With that comes the same warning as downloading random stuff from the internet and executing it, you need to carefully review everything before running/installing it, as you're basically doing a fancy version of "curl | bash" when using the AUR.

It says what the malware does, it's a remote access toolkit... It gives control of your machine to the malware operator.

The malware operator could have done anything with that access... There's no way for the maintainers to know what was done on any given infected machine.

Announcements like this typically contain information that will help users identify if they were compromised, such as the name of files that are dropped or modified when the malware is initialized, startup entry names, etc. Obviously the person with remote access can get in and manually start doing things on individual machines, but that doesn't mean there aren't indicators present from the programmatic actions the malware took before that point or on machines that weren't manually accessed.
Expecting a complete malware analysis from maintainers is a tad too much. Their goal is to notify users as soon as possible, even if no other information about the malware is available.

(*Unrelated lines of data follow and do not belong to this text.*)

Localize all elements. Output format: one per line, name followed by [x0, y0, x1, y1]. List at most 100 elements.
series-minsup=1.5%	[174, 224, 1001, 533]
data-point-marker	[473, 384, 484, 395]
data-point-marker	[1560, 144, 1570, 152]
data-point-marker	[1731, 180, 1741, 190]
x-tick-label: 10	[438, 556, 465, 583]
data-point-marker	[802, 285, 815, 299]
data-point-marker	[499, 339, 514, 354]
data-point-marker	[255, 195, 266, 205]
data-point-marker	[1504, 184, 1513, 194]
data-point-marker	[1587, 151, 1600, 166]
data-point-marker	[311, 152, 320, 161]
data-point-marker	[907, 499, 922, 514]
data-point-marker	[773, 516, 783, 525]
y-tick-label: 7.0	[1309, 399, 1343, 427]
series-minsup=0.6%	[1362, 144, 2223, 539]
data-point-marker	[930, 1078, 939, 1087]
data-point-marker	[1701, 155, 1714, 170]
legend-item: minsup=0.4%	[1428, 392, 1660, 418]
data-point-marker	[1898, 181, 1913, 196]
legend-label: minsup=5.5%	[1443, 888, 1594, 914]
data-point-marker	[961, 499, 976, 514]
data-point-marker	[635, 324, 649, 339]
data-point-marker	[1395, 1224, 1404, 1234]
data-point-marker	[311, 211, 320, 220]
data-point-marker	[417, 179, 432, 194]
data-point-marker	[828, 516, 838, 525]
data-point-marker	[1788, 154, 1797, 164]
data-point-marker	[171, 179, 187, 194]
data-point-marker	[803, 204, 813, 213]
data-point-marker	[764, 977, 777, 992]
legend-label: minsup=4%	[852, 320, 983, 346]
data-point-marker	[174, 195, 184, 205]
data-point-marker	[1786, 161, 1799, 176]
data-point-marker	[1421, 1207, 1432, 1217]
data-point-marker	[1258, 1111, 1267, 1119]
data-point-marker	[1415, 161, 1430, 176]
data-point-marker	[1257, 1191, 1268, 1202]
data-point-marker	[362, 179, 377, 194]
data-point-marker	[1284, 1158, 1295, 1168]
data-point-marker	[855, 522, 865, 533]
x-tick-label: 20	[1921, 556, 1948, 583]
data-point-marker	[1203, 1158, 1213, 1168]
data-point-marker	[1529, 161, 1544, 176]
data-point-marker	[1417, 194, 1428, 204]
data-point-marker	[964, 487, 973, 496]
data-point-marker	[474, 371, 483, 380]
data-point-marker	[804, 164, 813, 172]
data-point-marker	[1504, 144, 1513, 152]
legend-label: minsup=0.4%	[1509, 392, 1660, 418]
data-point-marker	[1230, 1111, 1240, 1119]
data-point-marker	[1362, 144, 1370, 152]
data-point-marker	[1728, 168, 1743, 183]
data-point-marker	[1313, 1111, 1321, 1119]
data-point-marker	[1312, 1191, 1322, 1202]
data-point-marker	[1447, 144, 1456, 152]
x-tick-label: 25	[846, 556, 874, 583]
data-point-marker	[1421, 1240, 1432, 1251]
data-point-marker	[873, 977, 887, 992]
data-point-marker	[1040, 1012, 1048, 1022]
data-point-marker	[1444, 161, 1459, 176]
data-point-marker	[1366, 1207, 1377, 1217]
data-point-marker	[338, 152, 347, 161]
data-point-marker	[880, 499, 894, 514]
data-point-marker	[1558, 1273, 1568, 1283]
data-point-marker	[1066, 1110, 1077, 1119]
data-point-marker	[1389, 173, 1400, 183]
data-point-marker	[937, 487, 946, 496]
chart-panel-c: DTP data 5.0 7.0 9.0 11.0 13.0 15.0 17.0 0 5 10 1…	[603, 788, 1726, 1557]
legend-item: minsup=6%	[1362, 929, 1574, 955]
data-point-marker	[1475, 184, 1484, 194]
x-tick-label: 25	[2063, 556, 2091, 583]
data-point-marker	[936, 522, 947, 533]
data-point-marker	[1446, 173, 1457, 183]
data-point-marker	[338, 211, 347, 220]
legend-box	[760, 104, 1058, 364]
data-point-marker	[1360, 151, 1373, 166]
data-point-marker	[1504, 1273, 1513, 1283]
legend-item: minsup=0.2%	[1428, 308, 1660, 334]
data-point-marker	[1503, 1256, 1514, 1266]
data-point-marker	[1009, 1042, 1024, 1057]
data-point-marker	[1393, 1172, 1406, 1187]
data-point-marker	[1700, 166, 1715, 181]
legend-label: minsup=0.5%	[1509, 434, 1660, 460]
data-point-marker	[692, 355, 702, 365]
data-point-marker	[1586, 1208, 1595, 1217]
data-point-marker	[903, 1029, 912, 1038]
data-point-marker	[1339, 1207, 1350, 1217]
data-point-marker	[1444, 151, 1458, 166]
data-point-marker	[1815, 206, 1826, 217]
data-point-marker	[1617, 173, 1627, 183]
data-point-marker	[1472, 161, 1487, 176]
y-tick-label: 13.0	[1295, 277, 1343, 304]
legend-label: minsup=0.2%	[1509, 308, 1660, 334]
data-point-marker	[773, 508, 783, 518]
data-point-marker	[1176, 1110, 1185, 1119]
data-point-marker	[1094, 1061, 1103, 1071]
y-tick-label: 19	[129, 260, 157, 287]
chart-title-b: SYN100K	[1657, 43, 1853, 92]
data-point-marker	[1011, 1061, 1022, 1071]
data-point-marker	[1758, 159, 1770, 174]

Also, an attacker may leave no traces by simply dumping the payload to /tmp.

In addition to the point about "not being expected to do a full malware analysis"...

Assuming the malware doesn't clean up after itself, `pacman -Q firefox-patch-bin librewolf-fix-bin zen-browser-patched-bin` would tell you if they are installed... but if it did clean up after itself... how are the maintainers supposed to know what steps were taken to clean up given that it's a rat that could be running different steps on different computers...

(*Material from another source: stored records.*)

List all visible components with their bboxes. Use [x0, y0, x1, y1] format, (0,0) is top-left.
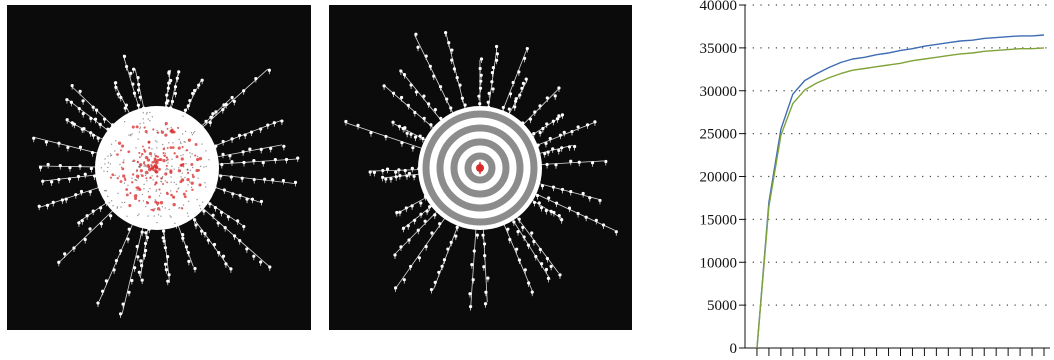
radial-network-middle	[344, 31, 618, 311]
y-tick-label: 35000	[700, 41, 738, 57]
radial-network-left	[32, 54, 300, 318]
y-tick-label: 40000	[700, 0, 738, 14]
concentric-rings	[422, 110, 538, 226]
y-tick-label: 20000	[700, 170, 738, 186]
y-tick-label: 5000	[707, 298, 737, 314]
y-tick-label: 25000	[700, 127, 738, 143]
infected-nodes	[109, 121, 203, 212]
y-tick-label: 30000	[700, 84, 738, 100]
chart-grid	[745, 4, 1050, 306]
chart-axes	[744, 5, 1050, 349]
y-tick-label: 15000	[700, 212, 738, 228]
y-axis-ticks: 0 5000 10000 15000 20000 25000 30000 35000 40000	[700, 0, 745, 357]
series-line-1	[756, 34, 1045, 349]
y-tick-label: 10000	[700, 255, 738, 271]
network-panel-left	[7, 5, 311, 330]
y-tick-label: 0	[730, 341, 738, 357]
chart-series	[756, 34, 1045, 349]
line-chart: 0 5000 10000 15000 20000 25000 30000 35000 40000…	[700, 0, 1050, 360]
network-panel-middle	[329, 5, 632, 330]
x-axis-ticks: 16111621	[753, 348, 1045, 360]
series-line-2	[756, 47, 1045, 349]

This is really scary for those who manage multiple things. I'm considering running a factory reset on everything from my router to my Steam Deck and remote server.
Uh... did you install these AUR packages? It seems quite unlikely you installed these on either a router or a steam deck...

That said, if you did, yeah being hacked is scary and I feel for you.

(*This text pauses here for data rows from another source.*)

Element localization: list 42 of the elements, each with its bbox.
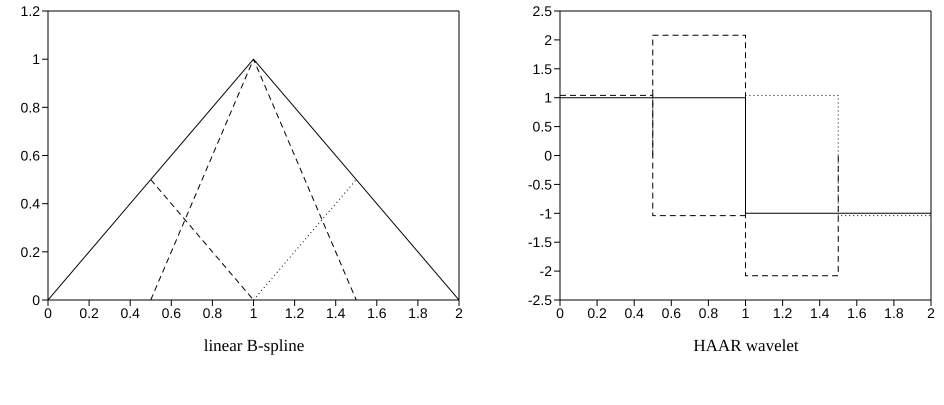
x-tick-label: 1.6 <box>847 304 867 321</box>
x-axis-title: HAAR wavelet <box>692 336 800 356</box>
x-tick-label: 0.8 <box>202 304 222 321</box>
x-tick-label: 2 <box>455 304 464 321</box>
y-tick-label: 1.2 <box>20 2 40 19</box>
x-tick-label: 0.4 <box>624 304 644 321</box>
y-tick-label: -1.5 <box>528 234 552 250</box>
x-tick-label: 0 <box>556 304 564 321</box>
y-tick-label: 2 <box>544 32 552 48</box>
x-tick-label: 1.6 <box>367 304 387 321</box>
x-tick-label: 0.2 <box>587 304 608 321</box>
x-tick-label: 1.2 <box>284 304 305 321</box>
y-tick-label: 0.6 <box>20 147 40 164</box>
x-tick-label: 0 <box>44 304 52 321</box>
x-tick-label: 1 <box>250 304 258 321</box>
x-tick-label: 1 <box>742 304 750 321</box>
x-axis-title: linear B-spline <box>202 336 306 356</box>
x-tick-label: 0.2 <box>79 304 100 321</box>
y-tick-label: 0.8 <box>20 99 40 116</box>
x-tick-label: 0.6 <box>162 304 182 321</box>
y-tick-label: -2 <box>540 263 552 280</box>
y-tick-label: 1 <box>544 90 552 106</box>
y-tick-label: 0.5 <box>532 118 552 135</box>
x-tick-label: 2 <box>927 304 936 321</box>
y-tick-label: -0.5 <box>528 176 552 192</box>
x-tick-label: 1.8 <box>408 304 428 321</box>
x-tick-label: 1.8 <box>884 304 904 321</box>
y-tick-label: 1.5 <box>532 60 552 77</box>
y-tick-label: 0 <box>544 147 552 164</box>
y-tick-label: 2.5 <box>532 2 552 19</box>
x-tick-label: 0.8 <box>698 304 718 321</box>
y-tick-label: 1 <box>32 51 40 68</box>
x-tick-label: 1.2 <box>772 304 793 321</box>
y-tick-label: 0.4 <box>20 196 40 212</box>
x-tick-label: 1.4 <box>810 304 830 321</box>
x-tick-label: 0.4 <box>120 304 140 321</box>
x-tick-label: 0.6 <box>662 304 682 321</box>
y-tick-label: 0 <box>32 292 40 308</box>
y-tick-label: -1 <box>540 205 552 222</box>
x-tick-label: 1.4 <box>326 304 346 321</box>
y-tick-label: -2.5 <box>528 292 552 308</box>
y-tick-label: 0.2 <box>20 244 40 260</box>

As @lillylizard pointed out, it turns out that these are new packages, not comprised existing packages like I first thought. Still, the nature of the hack is a Remote Execution, as you pointed out elsewhere, meaning the hacker could pull my router password from the password manager, or grab my SSH keys and log into whatever machine is listed in the known_hosts, or just mess with my Ebay account and the credit card saved on there. The hacker could in theory do literally anything I could do.
Sure, but only if you’d installed the affected AUR packages. Even if they were old packages, probably your SteamOS didn’t install them from the AUR.
Whether or not SteamOS installed them is irrelevant. All the hacker would need is to compromise a machine that had some sort of remote access to other devices (ssh in this case, with some sort of keylogger to decrypt the private key).
I wonder if he even has any unofficial packages installed.
I had the regular librewolf-bin package installed on a couple of my machines. It took me a bit of time to note that librewolf-fix-bin is something separate.
It's ArchLinux. The user is expected to do their own due diligence.
And these packages are from AUR, they are not officially supported. AUR means Arch User Repository. You cannot even use Arch Linux's official package manager to install AUR packages either, you need an AUR helper ("makepkg" is sufficient though but it has limitations). These AUR helpers are not even official packages either. Not even yay: https://archlinux.org/packages/?sort=&q=yay.
I’m well aware. Arch isn’t my daily driver anymore, but I used it for many years before really committing to containerization.

My desktop OS is much less of a concern now, so I mostly use macOS. It provides a decent shell and otherwise stays out of my way. I use Windows for gaming.

It's a remote access trojan. There is no acceptable way to be sure of removal short of full reinstalling every OS installed and reinstalling or rebuilding stuff in the Home dir from known good sources.
In case of any infection, the necessary measures are to take the affected machines offline, extract whatever data you need, and then wipe.